I also did a Class B game the same day featuring Cuba City and Clintonville. I didn’t know this at the time, but I would later end up living in Cuba City, getting to know the all-time-winningest boys basketball coach in Wisconsin history (whose memories of state can be read here), and covering Clintonville as an opponent of Ripon later. (In the space of a few days last week I interviewed said all-time-winningest boys coach, the all-time-winningest girls coach, and the coach who has the most gold trophies at Cuba City High School.)
Cuba City and Iowa–Grant are answers to a strange trivia question — in which tournament were all the state champions from Grant County. The answer is 1981 — Iowa–Grant won Class C, Cuba City won Class B, and Class A was won by … no one. Milwaukee Madison beat Wausau West to win the Class A title game, but Madison’s title was vacated for use of an ineligible player. The WIAA chose to not award the title to Wausau West, so officially there was no 1981 Class A champion.
(I just remembered the first time I’d ever heard of Cuba City, and it wasn’t at state. In the late 1970s I was part of an Explorer post hosted by WHA-TV. One of the things we did was to push a WHA float in a Madison Christmas parade the same year as Fidel Castro’s emptying of his prisons into boats for Jimmy Carter to deal with. Behind us was the Cuba City band, which spent much of the parade chanting: “Gimme an R! Gimme an E! … What’s that spell? REFUGEES!” Really funny, and of course you could not possibly do that today.)
The 1989 games (and 1981, and all of them between the move from the Big Red Gym and the move to the Kohl Center) were at the UW Fieldhouse, great for atmosphere and little else. The radio broadcast positions were at the front of the upper deck, great for visibility except for those with vertigo. The Kohl Center was built to follow the Fieldhouse’s sight lines as much as possible, which is why it’s a great place to watch basketball, though much larger than the Fieldhouse.
Mineral Point is making its first appearance since 1974. The Pointers that year won their first Class C game but lost to another unbeaten team, McFarland.

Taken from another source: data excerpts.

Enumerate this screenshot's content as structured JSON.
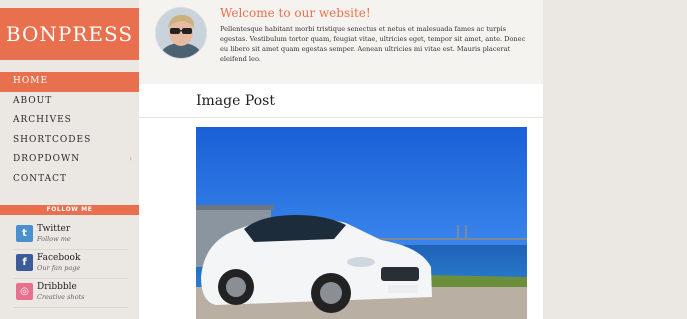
{
  "site": {
    "logo": "BONPRESS"
  },
  "nav": {
    "items": [
      {
        "label": "HOME",
        "active": true
      },
      {
        "label": "ABOUT"
      },
      {
        "label": "ARCHIVES"
      },
      {
        "label": "SHORTCODES"
      },
      {
        "label": "DROPDOWN",
        "has_submenu": true,
        "chevron": "›"
      },
      {
        "label": "CONTACT"
      }
    ]
  },
  "follow": {
    "title": "FOLLOW ME",
    "items": [
      {
        "name": "Twitter",
        "sub": "Follow me",
        "icon": "twitter-icon",
        "glyph": "t",
        "color": "#4a8fd0"
      },
      {
        "name": "Facebook",
        "sub": "Our fan page",
        "icon": "facebook-icon",
        "glyph": "f",
        "color": "#3b5b9a"
      },
      {
        "name": "Dribbble",
        "sub": "Creative shots",
        "icon": "dribbble-icon",
        "glyph": "◎",
        "color": "#e8708f"
      }
    ]
  },
  "header": {
    "welcome": "Welcome to our website!",
    "intro": "Pellentesque habitant morbi tristique senectus et netus et malesuada fames ac turpis egestas. Vestibulum tortor quam, feugiat vitae, ultricies eget, tempor sit amet, ante. Donec eu libero sit amet quam egestas semper. Aenean ultricies mi vitae est. Mauris placerat eleifend leo."
  },
  "post": {
    "title": "Image Post"
  },
  "colors": {
    "accent": "#e8704f",
    "sidebar_bg": "#ebe8e3",
    "header_bg": "#f5f3ef"
  }
}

If the Pointers win tonight, their next opponent is either third-ranked Eau Claire Regis or, more likely, three-time defending Division 4 champion Whitefish Bay Dominican, led by the state’s most sought-after senior, Diamond Stone. (Rumored to be choosing between Wisconsin, Maryland, Connecticut or Oklahoma State for college.) If Dominican and Mineral Point play Saturday, I will have to learn how to pronounce the last name of one of Stone’s teammates, Kostas Antetokounmpo, brother of the Bucks’ Giannis Antetokounmpo.
Wisconsinites might remember Gary Bender, who went from WKOW-TV in Madison to CBS-TV. He announced this state tournament, in addition to the Badgers and the Packers:
When I was an intern at WKOW-TV, there was a black-and-white photo of Bender and some other people at state. Bender wore a white turtleneck, a blazer, plaid polyester bell-bottoms, and white shoes. I wonder if channel 27 still has that photo.